Ртуть 3. Одалиска | страница 12
От Уайтхолла туда было пять минут хода через несколько садов, парков и торговых рядов. Почти все старые деревья повалил «дьявольский ветер», который пронёсся над Англией в день похорон Кромвеля. Мальчишкой, раздавая памфлеты на Пэлл-Мэлл, Даниель видел, как сажают молодые деревца. Сейчас у него сжалось сердце при виде того, как они вымахали.
За весну и лето придворные протоптали колеи на дорожках между деревьями. Теперь здесь было пусто — ни гуляющих, ни парадных процессий. Бурые колдобины превратились в тонкую корочку замерзшей грязи на месиве из земли и конского навоза. Башмаки Даниеля всё время продавливали её и уходили в вязкую жижу. Он старался подальше обходить вмятины от копыт, оставленные несколько часов назад гвардейским полком Джона Черчилля во время показательных учений. Гвардейцы скакали взад-вперёд и рубили головы соломенным чучелам. Чучела не были наряжены вигами и диссентерами; тем не менее, и Даниель, и лондонцы, палящие костры на Чаринг-Кросс, прекрасно понимали намёк.

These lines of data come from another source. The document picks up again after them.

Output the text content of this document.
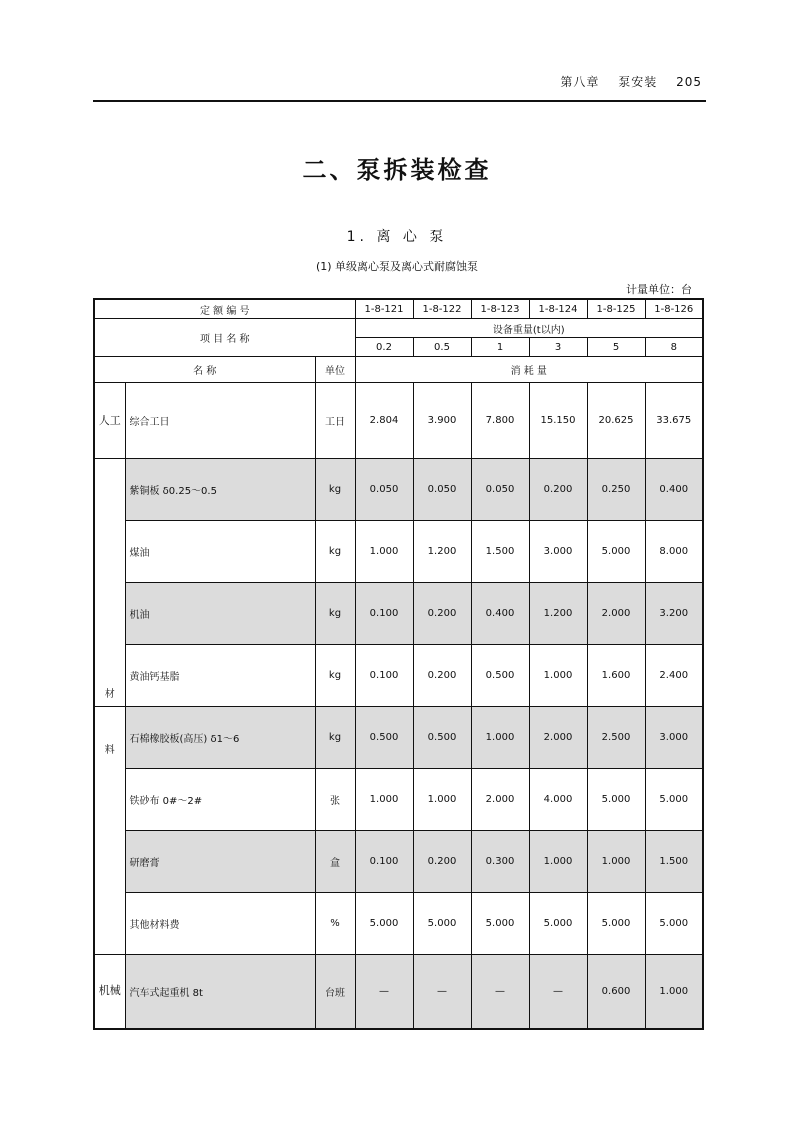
第八章 泵安装 205
二、泵拆装检查
1. 离 心 泵
(1) 单级离心泵及离心式耐腐蚀泵
计量单位：台
定 额 编 号			1-8-121	1-8-122	1-8-123	1-8-124	1-8-125	1-8-126
项 目 名 称			设备重量(t以内)					
			0.2	0.5	1	3	5	8
名 称		单位	消 耗 量					
人工	综合工日	工日	2.804	3.900	7.800	15.150	20.625	33.675
材	紫铜板 δ0.25～0.5	kg	0.050	0.050	0.050	0.200	0.250	0.400
	煤油	kg	1.000	1.200	1.500	3.000	5.000	8.000
	机油	kg	0.100	0.200	0.400	1.200	2.000	3.200
	黄油钙基脂	kg	0.100	0.200	0.500	1.000	1.600	2.400
料	石棉橡胶板(高压) δ1～6	kg	0.500	0.500	1.000	2.000	2.500	3.000
	铁砂布 0#～2#	张	1.000	1.000	2.000	4.000	5.000	5.000
	研磨膏	盒	0.100	0.200	0.300	1.000	1.000	1.500
	其他材料费	%	5.000	5.000	5.000	5.000	5.000	5.000
机械	汽车式起重机 8t	台班	—	—	—	—	0.600	1.000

Некий Наум Тейт недавно перевел на английский полуторавековой давности поэму итальянского астронома Джироламо Фракасгоро, озаглавленную в оригинале. «Syphilis, Sive Morbys Gallicys», а у Тейта: «Сифилис, или Поэтическая история французской болезни». И в оригинале, и в английском переложении речь шла о пастухе по имени Сифилис, которого (как всех мифических пастушков) постигла страшная и совершенно незаслуженная участь: первым подцепить одноименный недуг. Пытливые умы гадали, с какой стати мистер Тейт взял на себя труд переводить латинские вирши, без которых англичане спокойно прожили сто пятьдесят лет, — стихи о болезни, сочинённые астрономом. Некоторые ехидные лондонцы полагали, что разгадка кроется в определенных параллелях между пастушком и герцогом Йоркским. Например, все любовницы и жены упомянутого герцога заболевали сказанной хворью; первая жена, Анна Гайд, от нее, скорее всего и умерла; дочери, Мария и Анна, страдали глазами и по женской части, а сам герцог был то ли непроходимо туп, то ли совершенно невменяем.
Даниель как натурфилософ отлично понимал склонность людей всему подыскивать объяснение — склонность порочную и граничащую с суеверием. Однако сходство между пастушком Сифилисом и Джеймсом, герцогом Йоркским, и впрямь выглядело неслучайным. Словно желая развеять последние сомнения, сэр Роджер Лестрейндж сейчас запугивал Тейта, понуждая того разыскать и перевести другие замшелые латинские эклоги. Все точно знали, что Лестрейндж это делает, и догадывались зачем.